Há muita ênfase, nos artigos analisados, à questão da formação dos professores. A essa se atribui grande responsabilidade, para que a inclusão se efetue no cotidiano da sala de aula. No entanto, questionamentos podem ser feitos quanto ao tipo de formação ofertado. Pesquisas futuras poderão, talvez, identificar até que ponto a perspectiva médica sobre a deficiência ainda prevalece na formação de professores, ou se o modelo social vem contribuindo para mudar mais profundamente alguns paradigmas.
Na categoria TA, as publicações analisadas apontam à presença de barreiras e à ausência de recursos nos espaços educacionais, além do desconhecimento dos docentes sobre as possibilidades de uso adequado dos recursos. A TA está diretamente relacionada ao paradigma atual dos movimentos de inclusão. Trata-se de superar a visão do modelo médico e ancorar, a partir do modelo social, a ênfase na possibilidade de acesso, participação e autonomia. Apesar dessa lógica, os estudos e avanços na área da TA têm chegado lentamente nas escolas em razão dos custos e do acesso ao saber especializado desse campo.
A categoria referente à rede de apoio especializado permitiu avaliar a importância de considerar que o professor pode estar se sentindo sozinho diante da complexidade de algumas situações. Talvez a deficiência física severa seja uma dessas situações nas quais o apoio do professor do atendimento educacional especializado e dos profissionais da área da saúde (o fisioterapeuta foi o mais citado) sejam essenciais. Os artigos ressaltam a importância de que a colaboração não seja pontual de modo que estratégias efetivas possam ser construídas.
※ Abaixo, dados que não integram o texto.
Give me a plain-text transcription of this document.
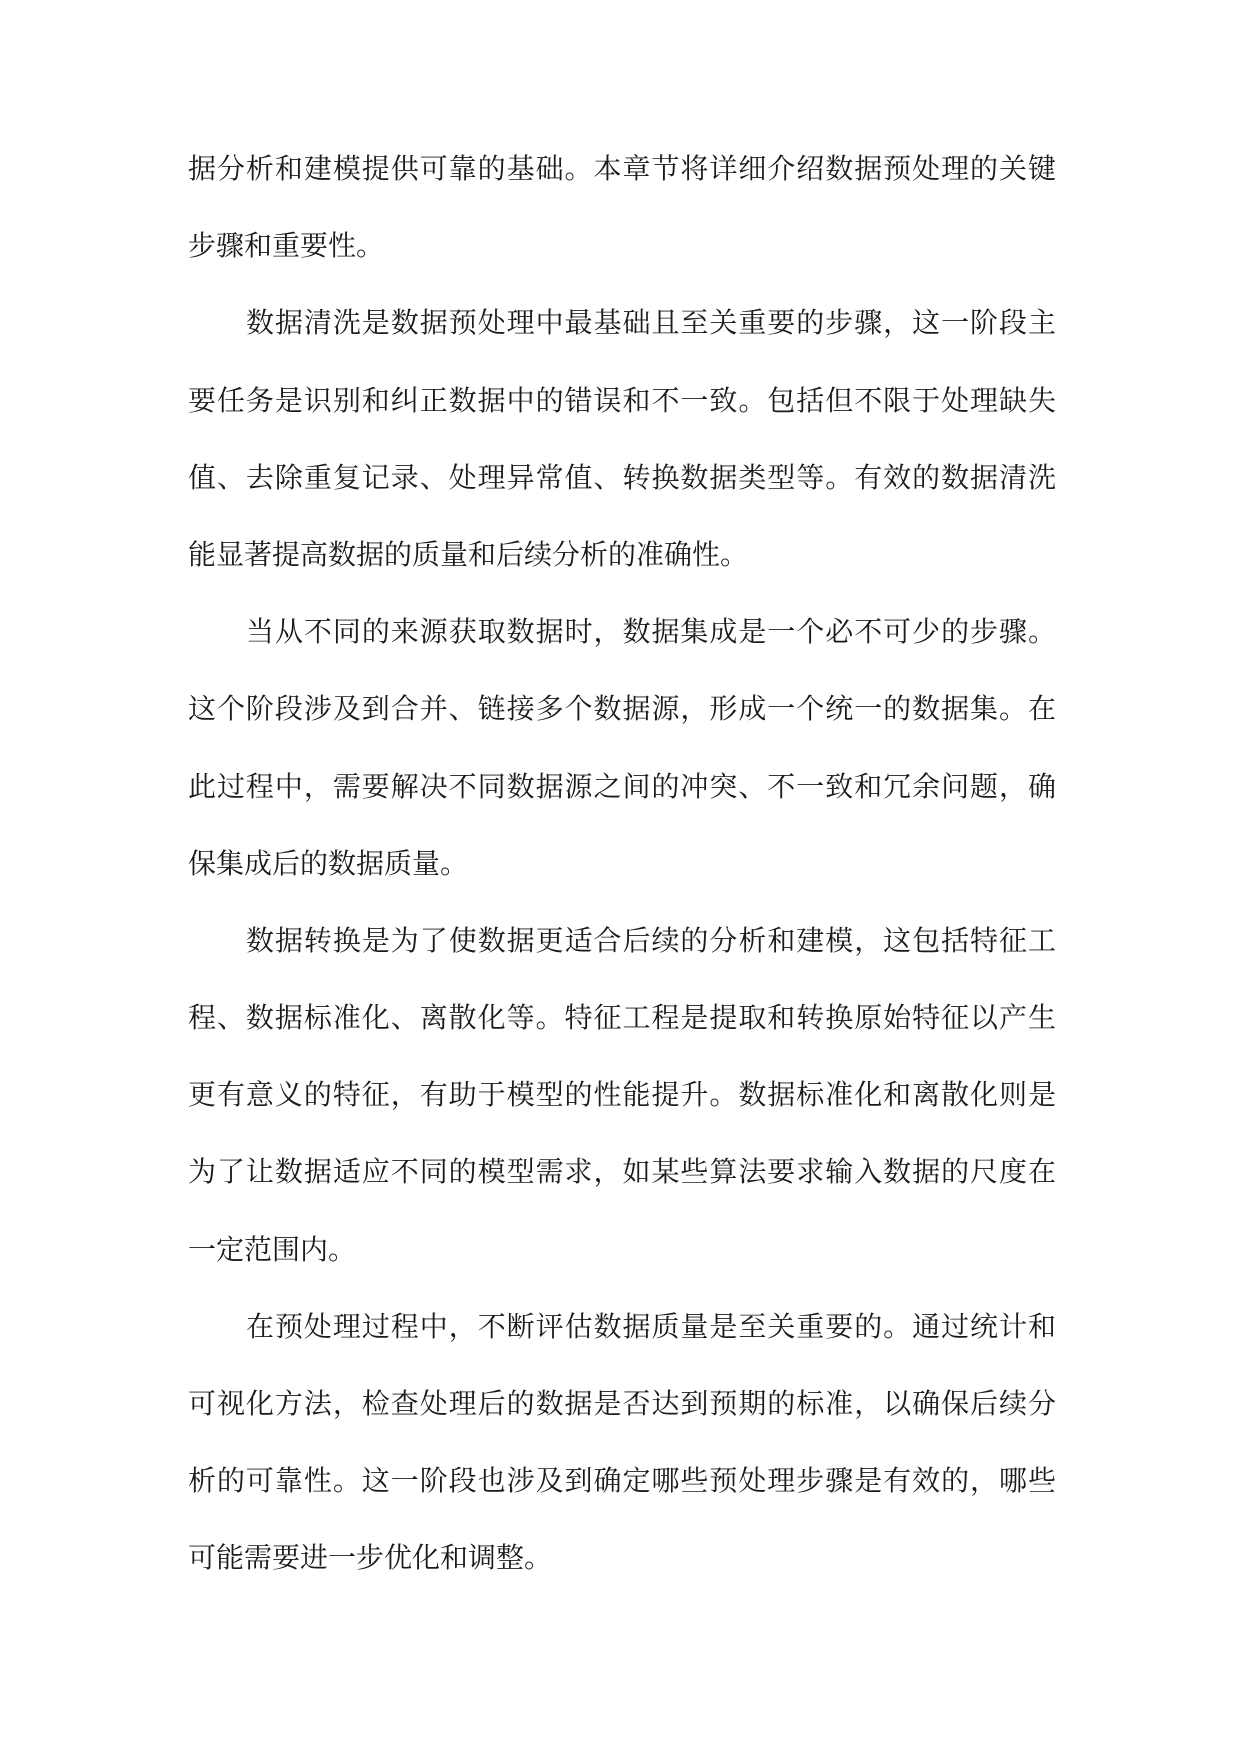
据分析和建模提供可靠的基础。本章节将详细介绍数据预处理的关键
步骤和重要性。
数据清洗是数据预处理中最基础且至关重要的步骤，这一阶段主
要任务是识别和纠正数据中的错误和不一致。包括但不限于处理缺失
值、去除重复记录、处理异常值、转换数据类型等。有效的数据清洗
能显著提高数据的质量和后续分析的准确性。
当从不同的来源获取数据时，数据集成是一个必不可少的步骤。
这个阶段涉及到合并、链接多个数据源，形成一个统一的数据集。在
此过程中，需要解决不同数据源之间的冲突、不一致和冗余问题，确
保集成后的数据质量。
数据转换是为了使数据更适合后续的分析和建模，这包括特征工
程、数据标准化、离散化等。特征工程是提取和转换原始特征以产生
更有意义的特征，有助于模型的性能提升。数据标准化和离散化则是
为了让数据适应不同的模型需求，如某些算法要求输入数据的尺度在
一定范围内。
在预处理过程中，不断评估数据质量是至关重要的。通过统计和
可视化方法，检查处理后的数据是否达到预期的标准，以确保后续分
析的可靠性。这一阶段也涉及到确定哪些预处理步骤是有效的，哪些
可能需要进一步优化和调整。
Na categoria adaptações curriculares, os artigos apontam à dificuldade dos professores de potencializar ações pedagógicas que priorizem meios e recursos específicos aos alunos com deficiência. A Educação Física é uma das áreas contempladas anos estudos, visto que é comum a não participação dos alunos com deficiência física e a dificuldade dos professores de fazerem as adaptações necessárias. A questão é complexa e, talvez, não permita um meio-termo: não há como falar em inclusão sem um projeto desenvolvido com base nas especificidades de cada aluno com deficiência, que possibilite, efetivamente, a aprendizagem.
Por um lado, as pesquisas mostram que estamos longe de ter as condições ideais à inclusão de estudantes com deficiência física. Por outro lado, precisamos lembrar que os estudantes já estão nas nossas escolas. Não podemos, portanto, esperar por condições ideais; temos que construir espaços inclusivos, acolhedores e legítimos que oportunizem aprendizagem e desenvolvimento integrais.